Lighthouse evaluates the website's adherence to best practices, including the use of secure connections (HTTPS), efficient caching strategies, optimised images and code, and other industry-recommended practices. It highlights areas where improvements can be made to enhance the website's performance, security, and efficiency.



SEO metrics

SEO metrics


Lighthouse examines SEO-related factors, such as meta tags, headings, mobile-friendliness, and crawlability. It provides recommendations to improve the website's visibility in search engine results, ultimately driving organic traffic and improving search engine rankings.



Optimising the performance of a website is crucial for delivering a fast, responsive, and enjoyable user experience.

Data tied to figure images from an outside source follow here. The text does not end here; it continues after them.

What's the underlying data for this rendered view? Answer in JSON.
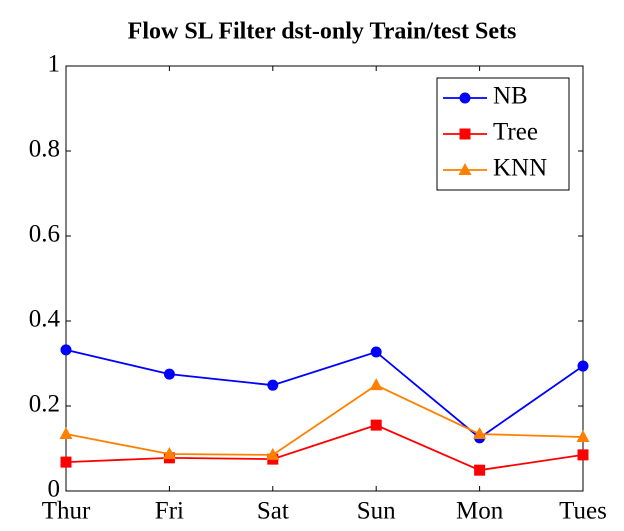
{
  "chart_data": {
    "type": "line",
    "title": "Flow SL Filter dst-only Train/test Sets",
    "categories": [
      "Thur",
      "Fri",
      "Sat",
      "Sun",
      "Mon",
      "Tues"
    ],
    "series": [
      {
        "name": "NB",
        "color": "#0000ff",
        "marker": "circle",
        "values": [
          0.332,
          0.275,
          0.249,
          0.327,
          0.125,
          0.294
        ]
      },
      {
        "name": "Tree",
        "color": "#ff0000",
        "marker": "square",
        "values": [
          0.068,
          0.078,
          0.075,
          0.155,
          0.049,
          0.085
        ]
      },
      {
        "name": "KNN",
        "color": "#ff8000",
        "marker": "triangle",
        "values": [
          0.134,
          0.087,
          0.085,
          0.249,
          0.134,
          0.127
        ]
      }
    ],
    "ylim": [
      0,
      1
    ],
    "yticks": [
      0,
      0.2,
      0.4,
      0.6,
      0.8,
      1
    ],
    "grid": false,
    "legend": "top-right"
  }
}
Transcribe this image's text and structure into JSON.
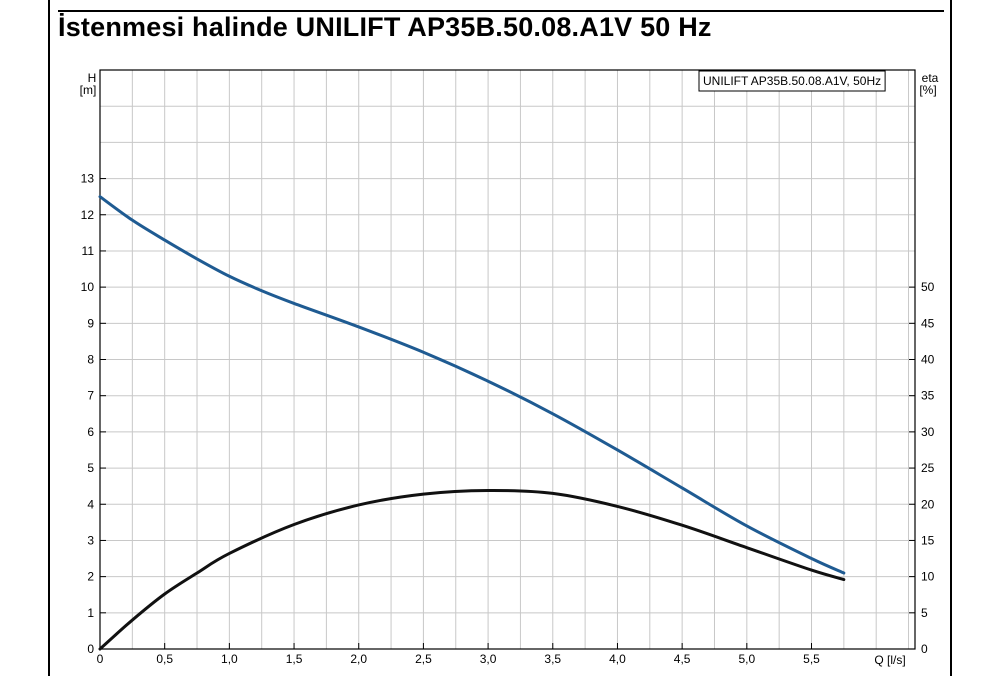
{
  "title": "İstenmesi halinde UNILIFT AP35B.50.08.A1V 50 Hz",
  "chart_data": {
    "type": "line",
    "legend": "UNILIFT AP35B.50.08.A1V, 50Hz",
    "legend_position": "top-right",
    "grid": true,
    "x_axis": {
      "label": "Q [l/s]",
      "range": [
        0,
        6.3
      ],
      "ticks": [
        0,
        0.5,
        1.0,
        1.5,
        2.0,
        2.5,
        3.0,
        3.5,
        4.0,
        4.5,
        5.0,
        5.5
      ],
      "tick_labels": [
        "0",
        "0,5",
        "1,0",
        "1,5",
        "2,0",
        "2,5",
        "3,0",
        "3,5",
        "4,0",
        "4,5",
        "5,0",
        "5,5"
      ]
    },
    "y_axis_left": {
      "label_line1": "H",
      "label_line2": "[m]",
      "range": [
        0,
        16
      ],
      "ticks": [
        0,
        1,
        2,
        3,
        4,
        5,
        6,
        7,
        8,
        9,
        10,
        11,
        12,
        13
      ],
      "tick_labels": [
        "0",
        "1",
        "2",
        "3",
        "4",
        "5",
        "6",
        "7",
        "8",
        "9",
        "10",
        "11",
        "12",
        "13"
      ]
    },
    "y_axis_right": {
      "label_line1": "eta",
      "label_line2": "[%]",
      "range": [
        0,
        80
      ],
      "ticks": [
        0,
        5,
        10,
        15,
        20,
        25,
        30,
        35,
        40,
        45,
        50
      ],
      "tick_labels": [
        "0",
        "5",
        "10",
        "15",
        "20",
        "25",
        "30",
        "35",
        "40",
        "45",
        "50"
      ]
    },
    "series": [
      {
        "id": "head",
        "axis": "left",
        "color": "#1f5b92",
        "x": [
          0,
          0.25,
          0.5,
          0.75,
          1.0,
          1.25,
          1.5,
          2.0,
          2.5,
          3.0,
          3.5,
          4.0,
          4.5,
          5.0,
          5.5,
          5.75
        ],
        "y": [
          12.5,
          11.85,
          11.3,
          10.78,
          10.3,
          9.9,
          9.55,
          8.9,
          8.2,
          7.4,
          6.5,
          5.5,
          4.45,
          3.4,
          2.5,
          2.1
        ]
      },
      {
        "id": "efficiency",
        "axis": "right",
        "color": "#111111",
        "x": [
          0,
          0.25,
          0.5,
          0.75,
          1.0,
          1.5,
          2.0,
          2.5,
          3.0,
          3.5,
          4.0,
          4.5,
          5.0,
          5.5,
          5.75
        ],
        "y": [
          0,
          4.0,
          7.6,
          10.5,
          13.2,
          17.2,
          19.9,
          21.4,
          21.9,
          21.5,
          19.7,
          17.1,
          14.0,
          10.9,
          9.6
        ]
      }
    ]
  }
}
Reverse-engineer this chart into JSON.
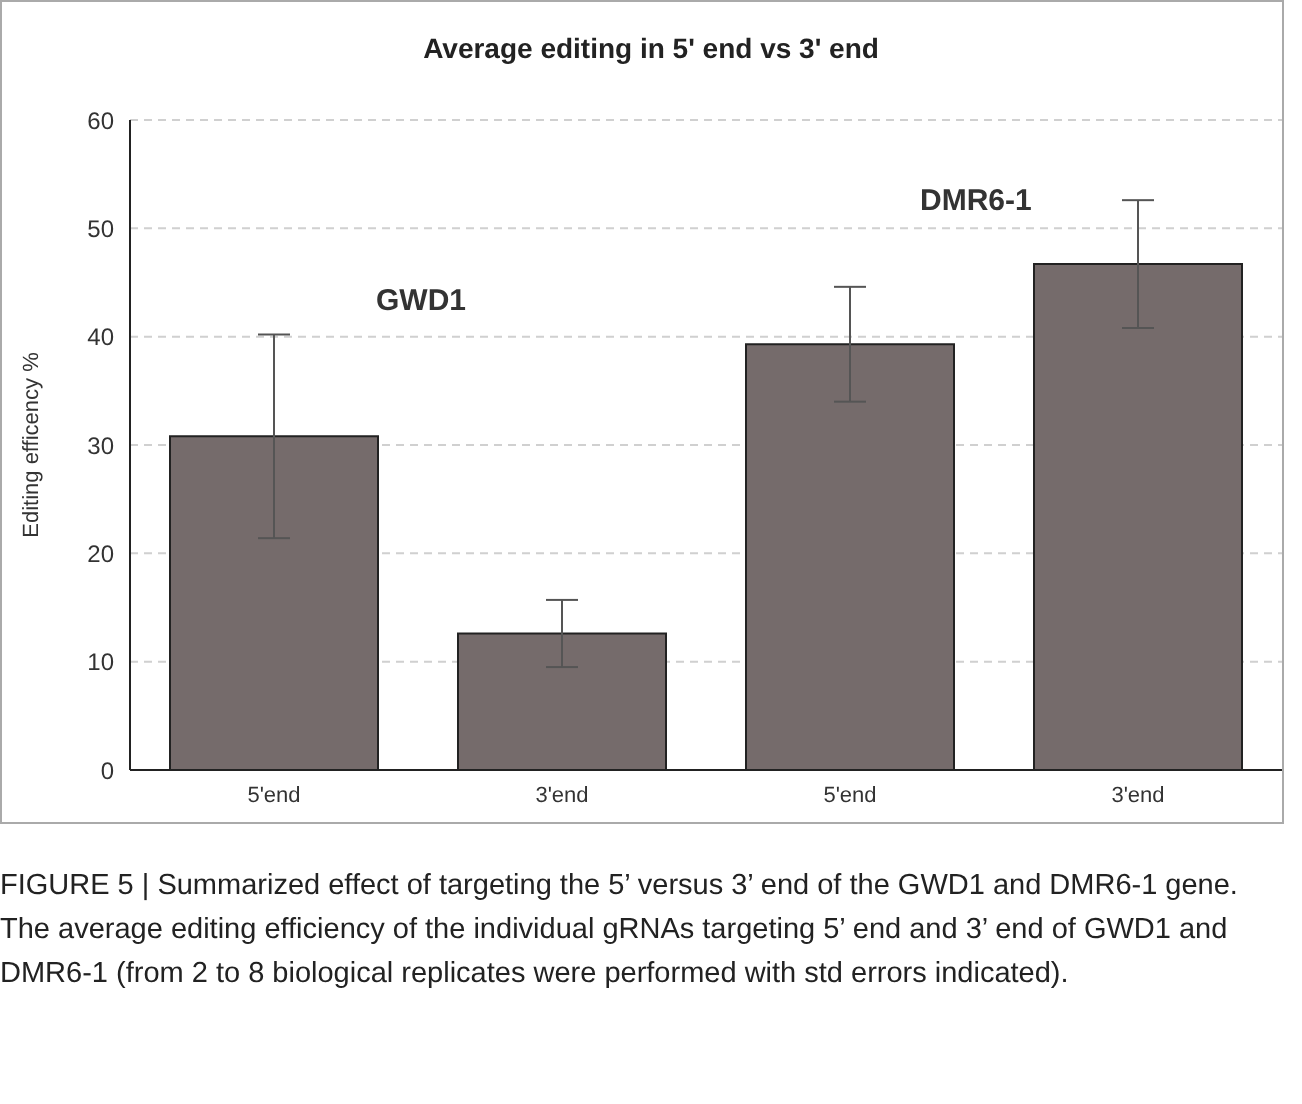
{
  "chart_data": {
    "type": "bar",
    "title": "Average editing in 5' end  vs 3' end",
    "ylabel": "Editing efficency %",
    "categories": [
      "5'end",
      "3'end",
      "5'end",
      "3'end"
    ],
    "values": [
      30.8,
      12.6,
      39.3,
      46.7
    ],
    "errors": [
      9.4,
      3.1,
      5.3,
      5.9
    ],
    "color": "#756b6b",
    "ylim": [
      0,
      60
    ],
    "yticks": [
      0,
      10,
      20,
      30,
      40,
      50,
      60
    ],
    "grid": "y",
    "annotations": [
      "GWD1",
      "DMR6-1",
      "FIGURE 5 | Summarized effect of targeting the 5’ versus 3’ end of the GWD1 and DMR6-1 gene. The average editing efficiency of the individual gRNAs targeting 5’ end and 3’ end of GWD1 and DMR6-1 (from 2 to 8 biological replicates were performed with std errors indicated)."
    ]
  }
}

Tools like Lighthouse provide valuable insights into various performance metrics, allowing developers to identify areas of improvement and make data-driven optimisations.

Metrics such as First Contentful Paint (FCP), Largest Contentful Paint (LCP), Speed Index (SI), Total Blocking Time (TBT), and Cumulative Layout Shift (CLS) offer valuable measurements of different aspects of a website's performance.

By understanding these metrics and their significance, developers can implement various optimisation strategies. These include minimizing render-blocking resources, optimising images and code, prioritising critical content, improving server response times, and addressing issues causing layout shifts. Regular monitoring, testing, and iteration are crucial for maintaining and improving performance over time.